Le décret n° 2014-1388 du 6 novembre 2014, relatif à la procédure civile applicable devant la Cour de cassation (N° Lexbase : L7585I4P), modifie sur un certain nombre de points la procédure devant la Cour de cassation. Il fait suite aux propositions d'un groupe de travail mis en place le 31 octobre 2012 par le premier président de la Cour de cassation, portant sur la réforme de la procédure civile applicable devant la Cour de cassation, qui fut présidé par le Président Dominique Loriferne. Le décret, publié au Journal officiel du 8 novembre 2014, est entré en vigueur le 9 novembre suivant, les nouvelles règles étant donc applicables aux pourvois formés à partir de cette date. Voici de façon analytique les points saillants de cette réforme. I - Recevabilité du pourvoi
  • Pourvoi contre les décisions statuant sur la compétence

Toutes les décisions statuant sur la compétence peuvent désormais faire l'objet d'un pourvoi immédiat (C. pr. civ., art. 607-1 N° Lexbase : L7729I4Z), sans qu'il soit nécessaire qu'elles aient ou non également statué sur le fond du litige. Cette règle constitue une simplification salutaire, puisqu'auparavant, la recevabilité immédiate dépendait du point de savoir si la décision statuait sur contredit (pourvoi en principe recevable, v. par ex. Cass. com., 8 mars 2011, n° 10-17.349 F-D N° Lexbase : A2588G9Q) ou sur appel (pourvoi immédiat en principe irrecevable, sauf en matière de compétence, internationale, arbitrale ou des juridictions administratives, v. not. Cass. civ.1, 7 mai 2010, trois arrêts, n ° 09-11.177 N° Lexbase : A1258EXU, n° 09-14.324 N° Lexbase : A1260EXX, FP-P+B+R+I, n° 09-11.178, FP-D N° Lexbase : A1259EXW et Cass. soc., 4 février 2014, n° 12-27.113, FS-P+B N° Lexbase : A9087MDW).

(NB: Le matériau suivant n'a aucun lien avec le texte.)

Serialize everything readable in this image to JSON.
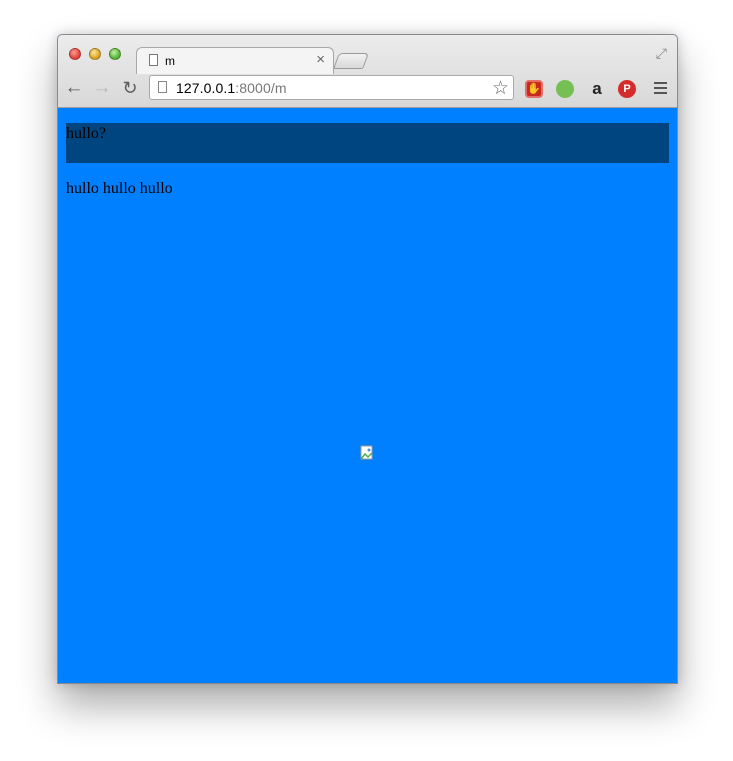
{
  "browser": {
    "tab": {
      "title": "m",
      "close_symbol": "×"
    },
    "omnibox": {
      "url_host": "127.0.0.1",
      "url_rest": ":8000/m"
    },
    "toolbar": {
      "back_glyph": "←",
      "forward_glyph": "→",
      "reload_glyph": "↻",
      "star_glyph": "☆"
    },
    "extensions": [
      {
        "name": "adblock-icon",
        "glyph": "✋"
      },
      {
        "name": "evernote-icon",
        "glyph": ""
      },
      {
        "name": "amazon-icon",
        "glyph": "a"
      },
      {
        "name": "pinterest-icon",
        "glyph": "P"
      }
    ],
    "fullscreen_glyph": "⤢"
  },
  "page": {
    "background": "#0080ff",
    "header_box_color": "#00457f",
    "header_text": "hullo?",
    "paragraph_text": "hullo hullo hullo"
  }
}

  • Pourvoi contre les décisions avant-dire droit

Les décisions avant-dire droit qui ne peuvent faire l'objet d'un pourvoi immédiat peuvent être attaquées dans le délai de production du mémoire ampliatif soutenant le pourvoi dirigé contre la décision sur le fond (C. pr. civ., art. 608 N° Lexbase : L7850I4I). Cette nouvelle règle doit être approuvée : auparavant, lorsque l'on voulait critiquer les motifs d'un arrêt avant-dire droit, il était nécessaire que le pourvoi soit formé à la fois à l'encontre de cet arrêt et à l'encontre de l'arrêt statuant au fond. Ceci n'allait pas sans poser de difficultés pratiques dans les hypothèses où l'existence d'un tel arrêt avant-dire droit était seulement révélée lors de l'instruction du mémoire ampliatif et qui n'était pas apparente à la lecture de la décision sur le fond, donc à un moment où le délai de pourvoi était expiré.

Désormais, l'arrêt pourra être critiqué, dans le délai de production du mémoire ampliatif soutenant le pourvoi dirigé contre la décision sur le fond prévu par l'article 978 du Code de procédure civile (N° Lexbase : L7856I4Q). Ce pourvoi additionnel doit répondre à certaines conditions de forme à peine d'irrecevabilité : il faut impérativement indiquer "pourvoi additionnel" sur le mémoire ampliatif ou déposer un mémoire distinct mentionnant "pourvoi additionnel" notifié comme le mémoire ampliatif.

  • Pourvoi contre les décisions rendues par défaut

Une autre simplification bienvenue a été posée en matière de décisions rendues par défaut.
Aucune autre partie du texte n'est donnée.